More recently an urban participatory theater phenomena, called "flash mobs" or "e-mail mobs" by some, is getting quite a bit of attention. If you've somehow missed it, email lists are used to announce gathering points for people who show up and do odd things in a group. One site intended to facilitate this process, Flocksmart, is still in process but makes nice use of the related term "flock" and moves towards posting flocking events. The best coverage I've seen so far has come from Wired News and this somewhat recent article makes a nice point of the similarity of this event to projects organized for many years in San Francisco by groups such as the Cacophony Society. Plus it's got useful links that I won't replicate here.
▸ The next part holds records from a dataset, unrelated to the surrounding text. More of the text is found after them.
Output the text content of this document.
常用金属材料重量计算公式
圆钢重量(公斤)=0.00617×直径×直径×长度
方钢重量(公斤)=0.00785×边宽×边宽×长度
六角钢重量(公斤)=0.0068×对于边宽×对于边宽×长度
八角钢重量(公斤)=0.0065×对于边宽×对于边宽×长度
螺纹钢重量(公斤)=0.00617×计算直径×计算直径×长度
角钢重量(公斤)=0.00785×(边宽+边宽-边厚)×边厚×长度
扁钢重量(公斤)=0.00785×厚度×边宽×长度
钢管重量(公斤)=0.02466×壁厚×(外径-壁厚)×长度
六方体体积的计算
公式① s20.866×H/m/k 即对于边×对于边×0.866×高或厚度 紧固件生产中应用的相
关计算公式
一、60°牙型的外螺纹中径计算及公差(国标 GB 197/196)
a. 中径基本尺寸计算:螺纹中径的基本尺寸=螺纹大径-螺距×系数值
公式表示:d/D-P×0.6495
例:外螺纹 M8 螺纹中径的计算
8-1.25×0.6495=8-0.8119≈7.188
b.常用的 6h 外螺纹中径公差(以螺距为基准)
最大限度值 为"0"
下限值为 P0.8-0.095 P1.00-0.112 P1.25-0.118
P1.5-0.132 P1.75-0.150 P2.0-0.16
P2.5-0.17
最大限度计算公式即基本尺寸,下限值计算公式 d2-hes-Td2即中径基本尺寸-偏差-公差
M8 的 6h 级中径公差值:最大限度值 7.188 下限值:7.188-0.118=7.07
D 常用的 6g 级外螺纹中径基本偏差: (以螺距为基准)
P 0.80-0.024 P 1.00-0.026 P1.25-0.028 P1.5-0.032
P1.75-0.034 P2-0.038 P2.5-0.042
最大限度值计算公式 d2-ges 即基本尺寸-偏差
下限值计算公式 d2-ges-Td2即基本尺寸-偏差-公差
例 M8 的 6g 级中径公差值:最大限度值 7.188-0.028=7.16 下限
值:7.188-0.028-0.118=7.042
It's an interesting development in terms of anarchist organizing as well as nonlinear social theory. If it goes much further it may be worth looking at more closely.
A recent featured website on CounterPunch was The Lipstick Librarian. It's often included in links pages that focus on radical approaches to librarianship. And this week's featured website on netweed was the Anarchist Librarians Web. Ah, synchrony.
The Anarchist Librarians Web is particularly strong, in part because ChuckO, also known as the Reverend ChuckO, is the webmaster. ChuckO posts news to the site as well as to the hosting site, infoshop.org. And he's a very smart guy. I first encountered his insights on an antiglobalism email discussion list that was intensely active before 9/11. Although the list was ultimately undermined by various raving leftists who couldn't quite get the idea of responding to group needs, especially after 9/11, ChuckO's contributions were always well thought out and represented some of the strongest anarchist perceptions available.
Starhawk was really on target as well. But she's not a librarian. Hmmm, have to do a web search on Pagan Librarians. Is there a witch in this library?
How'd I know? Why, I just visit infoshop.org for my anarchist news!